Ini sangat bertolak belakang dengan solusi yang ditawarkan Islam. Di dalam sistem Islam sebuah masalah akan diselesaikan secara mendasar mulai dari kepemimpinan yang bertangungjawab terhadap rakyatnya kemudian sistem yang mendasari jelas mengutamakan rakyat. Ia menjadikan kesejahteraan rakyat sebagai salah satu visi dalam kepemimpinannya. Sehingga, Islam menuntun para pemimpin untuk menjalankan fungsinya sebagai pelayan dan pelindung rakyat, serta menjamin terpenuhinya seluruh kebutuhan rakyat per individu.
Selanjutnya sistem ekonomi Islam, dalam sistem ini negara melarang kepemikan secara bebas ada beberapa kepemilikan tidak boleh dimiliki seperti padang rumput, air dan api. Seluruhnya akan di pegang oleh negara hasilnya akan diberikan kembali kepada rakyat dengan murah atau bahkan gratis.
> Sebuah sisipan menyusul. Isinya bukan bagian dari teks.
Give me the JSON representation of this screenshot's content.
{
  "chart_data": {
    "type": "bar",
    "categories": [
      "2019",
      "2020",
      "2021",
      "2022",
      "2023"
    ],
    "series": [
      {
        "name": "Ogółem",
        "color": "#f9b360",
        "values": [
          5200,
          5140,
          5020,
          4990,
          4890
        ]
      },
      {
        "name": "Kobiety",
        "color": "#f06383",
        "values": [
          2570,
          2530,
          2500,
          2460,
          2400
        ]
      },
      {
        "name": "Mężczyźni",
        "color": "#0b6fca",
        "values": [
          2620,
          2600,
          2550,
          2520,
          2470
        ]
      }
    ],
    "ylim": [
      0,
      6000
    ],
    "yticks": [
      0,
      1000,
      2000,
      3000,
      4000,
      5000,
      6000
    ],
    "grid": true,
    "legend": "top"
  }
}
Maka negara akan mampu menjamin kebutuhan rakyat, mulai dari kebutuhan pokok (sandang, pangan, dan papan) dan kebutuhan dasar (pendidikan, kesehatan, dll.).
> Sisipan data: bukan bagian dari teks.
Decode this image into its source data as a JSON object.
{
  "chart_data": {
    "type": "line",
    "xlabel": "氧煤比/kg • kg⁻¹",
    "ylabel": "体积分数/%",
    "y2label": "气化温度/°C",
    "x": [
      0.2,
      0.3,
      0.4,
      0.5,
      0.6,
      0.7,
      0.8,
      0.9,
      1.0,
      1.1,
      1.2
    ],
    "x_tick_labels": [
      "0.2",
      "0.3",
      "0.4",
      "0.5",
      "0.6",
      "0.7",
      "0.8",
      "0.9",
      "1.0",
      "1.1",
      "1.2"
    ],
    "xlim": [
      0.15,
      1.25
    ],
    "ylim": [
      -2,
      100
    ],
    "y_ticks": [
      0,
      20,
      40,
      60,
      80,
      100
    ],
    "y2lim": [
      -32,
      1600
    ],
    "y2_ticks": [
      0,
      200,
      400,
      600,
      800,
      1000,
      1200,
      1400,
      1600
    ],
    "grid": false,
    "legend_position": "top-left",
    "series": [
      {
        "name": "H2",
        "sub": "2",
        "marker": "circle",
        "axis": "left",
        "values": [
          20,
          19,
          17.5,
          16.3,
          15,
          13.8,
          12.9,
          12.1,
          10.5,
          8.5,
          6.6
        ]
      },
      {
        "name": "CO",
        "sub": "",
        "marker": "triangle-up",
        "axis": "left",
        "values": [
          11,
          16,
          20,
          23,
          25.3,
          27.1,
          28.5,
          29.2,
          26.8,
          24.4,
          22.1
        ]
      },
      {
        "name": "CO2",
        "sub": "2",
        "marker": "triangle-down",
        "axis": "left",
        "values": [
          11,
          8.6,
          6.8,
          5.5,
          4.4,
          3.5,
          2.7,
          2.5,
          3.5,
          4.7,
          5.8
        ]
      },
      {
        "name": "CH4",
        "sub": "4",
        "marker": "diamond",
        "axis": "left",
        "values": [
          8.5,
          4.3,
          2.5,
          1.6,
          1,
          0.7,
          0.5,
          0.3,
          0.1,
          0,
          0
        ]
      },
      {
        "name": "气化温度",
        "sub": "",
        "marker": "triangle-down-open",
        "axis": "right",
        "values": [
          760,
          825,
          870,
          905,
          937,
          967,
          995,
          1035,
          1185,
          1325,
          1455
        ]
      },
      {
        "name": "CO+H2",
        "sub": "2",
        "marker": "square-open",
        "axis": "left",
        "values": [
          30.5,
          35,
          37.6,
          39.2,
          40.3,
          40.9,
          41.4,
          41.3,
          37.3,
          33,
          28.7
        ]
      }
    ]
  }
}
Dalam Islam layanan kesehatan kepada seluruh rakyat termaksuk ibu hamil dan bersalin merupakan tanggung jawab negara dan wajib diwujudkan oleh negara secara murah bahkan gratis. Apalagi jika hal tersebut menyangkut nasib generasi, dimana para generasi adalah agen of change bagi sebuah peradaban mulia di masa depan, sehingga negara juga memiliki tanggung jawab untuk mencetak para generasi-generasi yang memiliki pemikiran cemerlang, sebagaimana pada masa Islam silam.
Negara akan membangun berbagai rumah sakit, laboratorium medis, apotik, sekolah kedokteran, dan berbagai sarana yang menunjang keberhasilan sistem kesehatan dan pengobatan tersebut. Sistem kesehatan pun ditunjang dengan berbagai sarana dan pra sarana bagus, serta pelayan kesehatan seperti bidan, dan dokter yang mumpuni. Kesehatan diberikan kepada seluruh rakyat, baik kaya ataupun miskin, tanpa diskriminasi, baik muslim maupun non muslim. Negara juga menyediakan rumah sakit keliling dengan sarana dan para dokter yang mumpuni untuk membantu para warga yang sakit dari rumah ke rumah dan warga di daerah pelosok.
Pelayanan kesehatan dan pengobatan juga diatur sesuai syara dengan tiga prinsip baku yang berlaku untuk setiap pelayanan kepada masyarakat yakni pertama, sederhana dalam sistem/peraturan (tidak berbelit-belit). Kedua, cepat dalam pelayanan. Ketiga, profesional dalam pelayanan, yakni pelayanan dilakukan oleh orang yang mumpuni dan kompeten di bidangnya.